Sanders Jr. would’ve celebrated his 32nd birthday on June 5th. He was that friend you unsuccessfully shamed on social media for carrying on, even during lockdown. You’d see him up to the same shenanigans the next day if you followed his extensively documented life via Facebook or his Instagram stories.

We all remember seeing a number of posts from Sanders Jr. at his favorite place, Buzzard Beach. It was the place I had my first legal drink with my siblings, the place he jokingly called home. If you were out driving, trying to feel a semblance of normalcy after spending seventy days in quarantine, you might catch the familiar sight of Pablo’s white Serrota (his second favorite bike next to the orange and blue beast of a mountain bike he bought two weeks before his accident) head down, shoulders rounded, and hunched over his handlebars as he fought his way up Kansas City’s hills.

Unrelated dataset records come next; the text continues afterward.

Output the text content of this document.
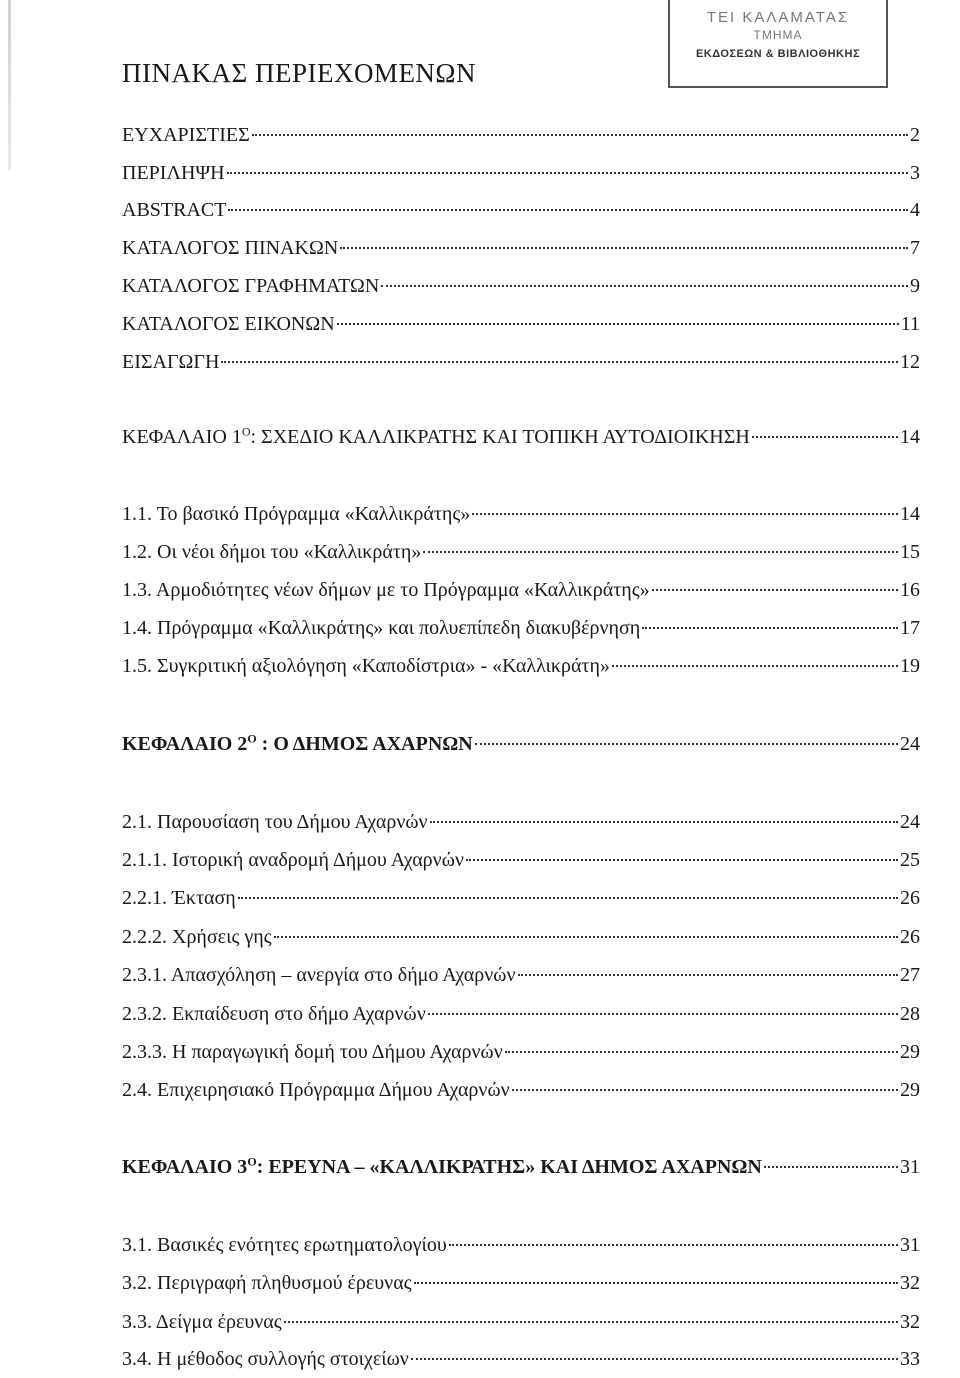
ΤΕΙ ΚΑΛΑΜΑΤΑΣ
ΤΜΗΜΑ
ΕΚΔΟΣΕΩΝ & ΒΙΒΛΙΟΘΗΚΗΣ
ΠΙΝΑΚΑΣ ΠΕΡΙΕΧΟΜΕΝΩΝ
ΕΥΧΑΡΙΣΤΙΕΣ	2
ΠΕΡΙΛΗΨΗ	3
ABSTRACT	4
ΚΑΤΑΛΟΓΟΣ ΠΙΝΑΚΩΝ	7
ΚΑΤΑΛΟΓΟΣ ΓΡΑΦΗΜΑΤΩΝ	9
ΚΑΤΑΛΟΓΟΣ ΕΙΚΟΝΩΝ	11
ΕΙΣΑΓΩΓΗ	12
ΚΕΦΑΛΑΙΟ $1^O$: ΣΧΕΔΙΟ ΚΑΛΛΙΚΡΑΤΗΣ ΚΑΙ ΤΟΠΙΚΗ ΑΥΤΟΔΙΟΙΚΗΣΗ	14
1.1. Το βασικό Πρόγραμμα «Καλλικράτης»	14
1.2. Οι νέοι δήμοι του «Καλλικράτη»	15
1.3. Αρμοδιότητες νέων δήμων με το Πρόγραμμα «Καλλικράτης»	16
1.4. Πρόγραμμα «Καλλικράτης» και πολυεπίπεδη διακυβέρνηση	17
1.5. Συγκριτική αξιολόγηση «Καποδίστρια» - «Καλλικράτη»	19
ΚΕΦΑΛΑΙΟ $2^O$ : Ο ΔΗΜΟΣ ΑΧΑΡΝΩΝ	24
2.1. Παρουσίαση του Δήμου Αχαρνών	24
2.1.1. Ιστορική αναδρομή Δήμου Αχαρνών	25
2.2.1. Έκταση	26
2.2.2. Χρήσεις γης	26
2.3.1. Απασχόληση – ανεργία στο δήμο Αχαρνών	27
2.3.2. Εκπαίδευση στο δήμο Αχαρνών	28
2.3.3. Η παραγωγική δομή του Δήμου Αχαρνών	29
2.4. Επιχειρησιακό Πρόγραμμα Δήμου Αχαρνών	29
ΚΕΦΑΛΑΙΟ $3^O$: ΕΡΕΥΝΑ – «ΚΑΛΛΙΚΡΑΤΗΣ» ΚΑΙ ΔΗΜΟΣ ΑΧΑΡΝΩΝ	31
3.1. Βασικές ενότητες ερωτηματολογίου	31
3.2. Περιγραφή πληθυσμού έρευνας	32
3.3. Δείγμα έρευνας	32
3.4. Η μέθοδος συλλογής στοιχείων	33
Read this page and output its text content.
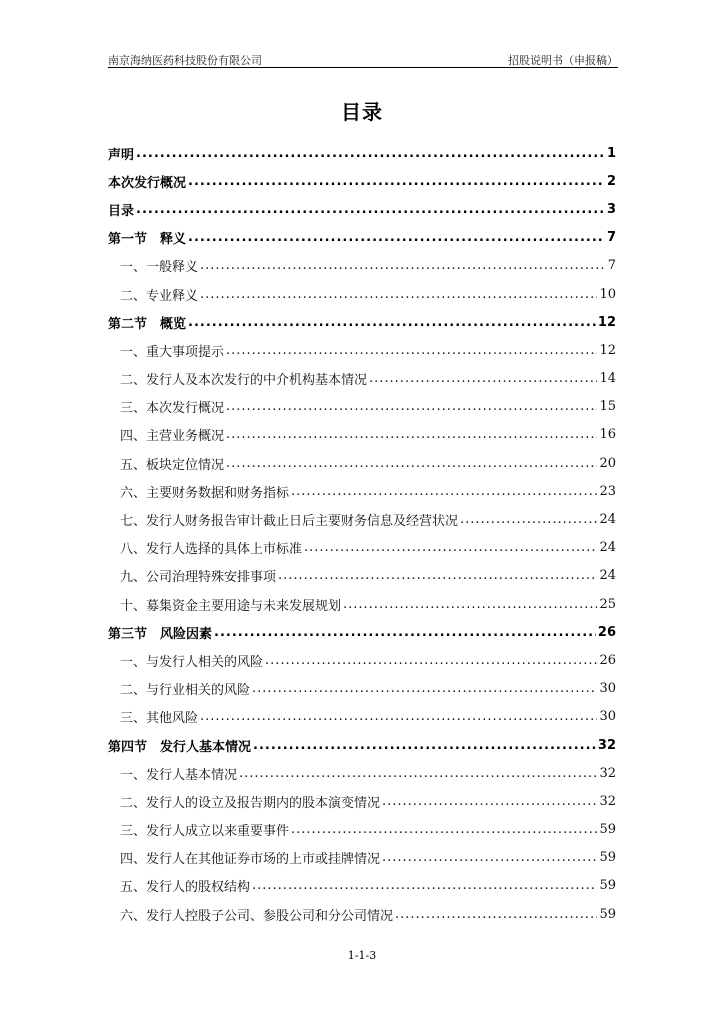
南京海纳医药科技股份有限公司	招股说明书（申报稿）
目录
声明 .....	1
本次发行概况 .....	2
目录 .....	3
第一节　释义 .....	7
一、一般释义 .....	7
二、专业释义 .....	10
第二节　概览 .....	12
一、重大事项提示 .....	12
二、发行人及本次发行的中介机构基本情况 .....	14
三、本次发行概况 .....	15
四、主营业务概况 .....	16
五、板块定位情况 .....	20
六、主要财务数据和财务指标 .....	23
七、发行人财务报告审计截止日后主要财务信息及经营状况 .....	24
八、发行人选择的具体上市标准 .....	24
九、公司治理特殊安排事项 .....	24
十、募集资金主要用途与未来发展规划 .....	25
第三节　风险因素 .....	26
一、与发行人相关的风险 .....	26
二、与行业相关的风险 .....	30
三、其他风险 .....	30
第四节　发行人基本情况 .....	32
一、发行人基本情况 .....	32
二、发行人的设立及报告期内的股本演变情况 .....	32
三、发行人成立以来重要事件 .....	59
四、发行人在其他证券市场的上市或挂牌情况 .....	59
五、发行人的股权结构 .....	59
六、发行人控股子公司、参股公司和分公司情况 .....	59
1-1-3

Sanders Jr. would still make house calls to his friends. He would still show up to work in clip in biking shoes, covered in a sheen of sweat, his t-shirt sticking to his back, and a pair of homemade cut offs on his legs. He would still be riding around with his Chrome backpack stuffed with a brew or two, heading to The Scout to catch up with friends at sunset, and trying to coax me out to meet another massive group of bike friends whose names I’d inevitably forget.

We’d catch up and he’d tell me about his most recent ride. He would ask me how the folks are as he sips his beer and peers out at the cityscape. He might shrug off my questions — the sort of questions you’d expect your mother to ask you if she hadn’t seen you in a few days. As the night would go on and the mosquitoes would come out in droves, I would give into the urge to get home and to my dog. Pablo would turn to me and  say, “Love you, dude.” In the cover of darkness and watch me walk off to my car.

What Sanders Jr. never realized is that by living his life so freely, courageously, and passionately, he created space for others to do the same. This was apparent at his funeral, which occurred during the harshest winter conditions Kansas City saw all year. The service was standing-room only, and afterwards we took turns pushing each other’s cars out of the snow. At the burial site, we sometimes swapped a distressed car out for its driver and drove through the windy roads as family. I have seen this same familial support at protests in Kansas City recently. His very way of life defied order and oppression, and his network spanned across generations, races, and abilities. We need to remember and honor his spirit now more than ever as we raise together in solidarity with our black family.

I also urge his friends that are now friends of mine, and our family, and those who have been an unbelievable pillar of support – when you think of what Pablo would do, be careful and watch out for one another. In 2018, the number of US cyclist fatalities was 857, the highest number in the last 30 years. In 2019, 14 pedestrians and cyclists in Kansas City lost their lives.